La semaine dernière nous avons passé un merveilleux moment au jardin.
Ils étaient heureux d'être là, j'avais poussé le fauteuil de monsieur au soleil dans le jardin, apporté une chaise à sa femme et discuté un peu avec les deux. Tout était merveilleux ici les soignants, l'accueil, le lieu. Il me disait « je suis tellement heureux ici ». Elle souriait, espérait le moment où il allait pouvoir sortir. La vie était légère.


Aujourd'hui, il est roulé en boule au fond de son lit, ne parvient pas à relever la tête. Pourtant, à l’annonce de mon nom il me reconnait :
- Ho non pas de jardin aujourd'hui. Ils m'ont assommé.
Sa femme est assise à ses côtés, lui propose de l'eau, lui suggère de relever le dossier du lit. Rien n'y fait. Monsieur D. a eu un médicament contre l'anxiété et n’en supporte pas les effets.
- je ne comprends pas pourquoi ils m’ont donné ça ! Je ne suis pas anxieux. Je ne sais même pas ce que ça veut dire. C'est eux qui savent pour les médicaments ; je leur ai dit que je n'en voulais pas ; mais le médecin m’a dit que je serai mieux après, alors je lui ai fait confiance. Que faire d'autre ? je suis leur prisonnier, voilà ce que je suis. Regardez dans quel état je suis ! c'est terrible, terrible !
Monsieur D referme les yeux ; il se rendort.
Sa femme me regarde, angoissée.
- Je ne l'ai jamais vu comme ça. Il faut que je parle au médecin, et qu'il arrête ce traitement. Il va le tuer.

Quelques heures plus tard, je retrouve les soignants en réunion.
Le médecin a entendu le malade. Il prévient les équipes.
- Nous allons arrêter ce traitement. Il le souhaite. Mais nous allons devoir accepter que cet homme soit extrêmement angoissé. C'est son choix.
Je regarde les soignants que cette décision semble questionner.
- Mais pour nous c'est difficile ; il est hyper tendu quand on fait les soins, crispé, ne sourit pas... Il a l’air tellement angoissé que j’ai l’impression de lui faire du mal.
- Je sais. C'est pour ça que je vous préviens ; cet homme a l'impression qu'on le retient prisonnier et qu'on fait les choses dans son dos et contre sa volonté. Il est tout à fait clair, et le traitement que nous lui avons proposé ne lui va pas. Il a toute sa tête et a besoin d’être dans la maitrise ; c’est probablement comme ça qu’il a vécu. On ne peut pas lui enlever ça.
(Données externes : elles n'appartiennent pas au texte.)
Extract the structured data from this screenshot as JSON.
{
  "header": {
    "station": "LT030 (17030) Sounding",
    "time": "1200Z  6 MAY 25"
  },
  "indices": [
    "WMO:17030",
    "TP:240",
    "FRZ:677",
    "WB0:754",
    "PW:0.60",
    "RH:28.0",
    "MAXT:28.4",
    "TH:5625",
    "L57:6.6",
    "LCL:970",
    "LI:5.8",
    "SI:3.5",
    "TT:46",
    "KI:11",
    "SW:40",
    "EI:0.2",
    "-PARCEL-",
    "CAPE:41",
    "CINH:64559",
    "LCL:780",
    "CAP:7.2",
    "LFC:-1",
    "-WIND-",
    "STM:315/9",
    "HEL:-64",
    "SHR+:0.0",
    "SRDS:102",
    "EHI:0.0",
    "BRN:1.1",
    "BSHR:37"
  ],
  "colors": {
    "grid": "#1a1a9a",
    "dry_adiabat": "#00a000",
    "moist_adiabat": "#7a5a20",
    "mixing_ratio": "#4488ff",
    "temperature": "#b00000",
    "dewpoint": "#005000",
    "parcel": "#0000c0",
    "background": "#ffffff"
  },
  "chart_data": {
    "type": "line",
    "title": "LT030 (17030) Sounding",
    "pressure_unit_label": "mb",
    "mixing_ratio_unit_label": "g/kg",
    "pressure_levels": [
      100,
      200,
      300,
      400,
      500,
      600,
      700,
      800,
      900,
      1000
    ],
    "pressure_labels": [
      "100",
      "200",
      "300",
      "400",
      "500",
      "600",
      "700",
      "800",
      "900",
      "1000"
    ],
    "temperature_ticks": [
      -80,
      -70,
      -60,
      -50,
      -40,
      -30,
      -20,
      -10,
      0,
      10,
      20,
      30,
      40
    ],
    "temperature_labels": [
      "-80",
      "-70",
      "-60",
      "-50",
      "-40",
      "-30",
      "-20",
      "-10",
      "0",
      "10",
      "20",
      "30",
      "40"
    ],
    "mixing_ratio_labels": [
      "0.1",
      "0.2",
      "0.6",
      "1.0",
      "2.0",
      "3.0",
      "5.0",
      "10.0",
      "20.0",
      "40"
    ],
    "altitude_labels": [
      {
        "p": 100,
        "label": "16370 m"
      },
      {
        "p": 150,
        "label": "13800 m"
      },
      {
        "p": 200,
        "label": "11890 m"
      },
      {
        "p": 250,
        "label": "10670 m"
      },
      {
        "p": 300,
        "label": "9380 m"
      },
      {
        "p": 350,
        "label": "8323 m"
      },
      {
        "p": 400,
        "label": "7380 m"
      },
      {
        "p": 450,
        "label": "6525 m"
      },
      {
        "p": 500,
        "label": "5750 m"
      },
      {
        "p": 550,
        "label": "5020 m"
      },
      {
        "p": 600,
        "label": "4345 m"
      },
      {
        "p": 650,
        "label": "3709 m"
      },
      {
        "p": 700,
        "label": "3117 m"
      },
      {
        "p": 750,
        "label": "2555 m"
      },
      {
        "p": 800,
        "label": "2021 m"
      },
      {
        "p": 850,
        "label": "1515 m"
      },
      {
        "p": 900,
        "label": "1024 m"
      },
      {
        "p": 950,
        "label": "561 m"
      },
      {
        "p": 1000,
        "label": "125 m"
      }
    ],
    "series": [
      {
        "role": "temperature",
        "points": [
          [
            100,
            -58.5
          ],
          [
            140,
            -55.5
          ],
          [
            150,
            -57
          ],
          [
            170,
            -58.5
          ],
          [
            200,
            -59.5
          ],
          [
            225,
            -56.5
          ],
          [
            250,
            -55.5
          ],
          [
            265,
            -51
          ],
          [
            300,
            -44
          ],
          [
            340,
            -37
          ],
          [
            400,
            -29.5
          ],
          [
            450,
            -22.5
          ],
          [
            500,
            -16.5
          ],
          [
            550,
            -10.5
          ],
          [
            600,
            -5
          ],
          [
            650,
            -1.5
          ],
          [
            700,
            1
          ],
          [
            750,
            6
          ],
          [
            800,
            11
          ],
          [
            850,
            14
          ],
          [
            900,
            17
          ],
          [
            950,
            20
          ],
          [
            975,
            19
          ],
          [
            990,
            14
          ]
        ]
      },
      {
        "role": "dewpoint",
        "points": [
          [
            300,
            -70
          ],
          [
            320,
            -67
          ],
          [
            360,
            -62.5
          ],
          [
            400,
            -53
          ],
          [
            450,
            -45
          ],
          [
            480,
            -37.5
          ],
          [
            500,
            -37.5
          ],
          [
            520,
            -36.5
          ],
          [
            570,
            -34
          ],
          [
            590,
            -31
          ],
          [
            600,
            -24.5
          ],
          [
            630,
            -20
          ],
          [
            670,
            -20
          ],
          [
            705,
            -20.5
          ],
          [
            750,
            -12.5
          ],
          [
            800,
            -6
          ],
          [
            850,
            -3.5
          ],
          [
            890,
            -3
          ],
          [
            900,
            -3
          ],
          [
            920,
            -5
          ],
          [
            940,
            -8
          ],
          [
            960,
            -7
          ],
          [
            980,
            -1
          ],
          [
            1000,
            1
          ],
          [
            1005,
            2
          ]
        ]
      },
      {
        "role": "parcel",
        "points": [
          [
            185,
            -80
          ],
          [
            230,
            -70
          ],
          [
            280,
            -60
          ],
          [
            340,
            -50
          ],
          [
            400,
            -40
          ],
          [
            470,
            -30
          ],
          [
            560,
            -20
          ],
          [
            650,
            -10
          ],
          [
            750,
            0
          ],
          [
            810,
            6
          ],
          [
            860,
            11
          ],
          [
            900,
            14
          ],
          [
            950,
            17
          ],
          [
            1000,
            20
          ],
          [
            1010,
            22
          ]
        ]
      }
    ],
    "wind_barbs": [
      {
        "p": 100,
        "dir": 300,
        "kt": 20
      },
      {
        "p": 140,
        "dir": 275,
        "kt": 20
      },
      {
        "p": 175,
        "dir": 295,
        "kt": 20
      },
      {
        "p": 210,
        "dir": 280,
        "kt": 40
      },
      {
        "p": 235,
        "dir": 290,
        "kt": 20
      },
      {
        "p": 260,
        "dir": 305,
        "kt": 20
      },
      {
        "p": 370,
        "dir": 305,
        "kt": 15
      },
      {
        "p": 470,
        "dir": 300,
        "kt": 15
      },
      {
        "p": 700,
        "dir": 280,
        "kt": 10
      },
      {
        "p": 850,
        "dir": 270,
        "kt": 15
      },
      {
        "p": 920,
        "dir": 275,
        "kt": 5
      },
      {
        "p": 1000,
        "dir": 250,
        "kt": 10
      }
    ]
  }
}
Nous allons supprimer l'anxiolytique et accepter de voir son angoisse sans pouvoir l'aider autrement que par des mots.
Les soignants notent. Je les regarde. Une petite jeune ajoute :
- je ne suis pas sûre d’avoir assez de mots…
- il faut seulement trouver les bons. A nous tous, on va trouver. Et on s'ajustera. 

S'ajuster, chaque jour, et à chacun pour que la parole du malade soit entendue et respectée jusqu'au bout.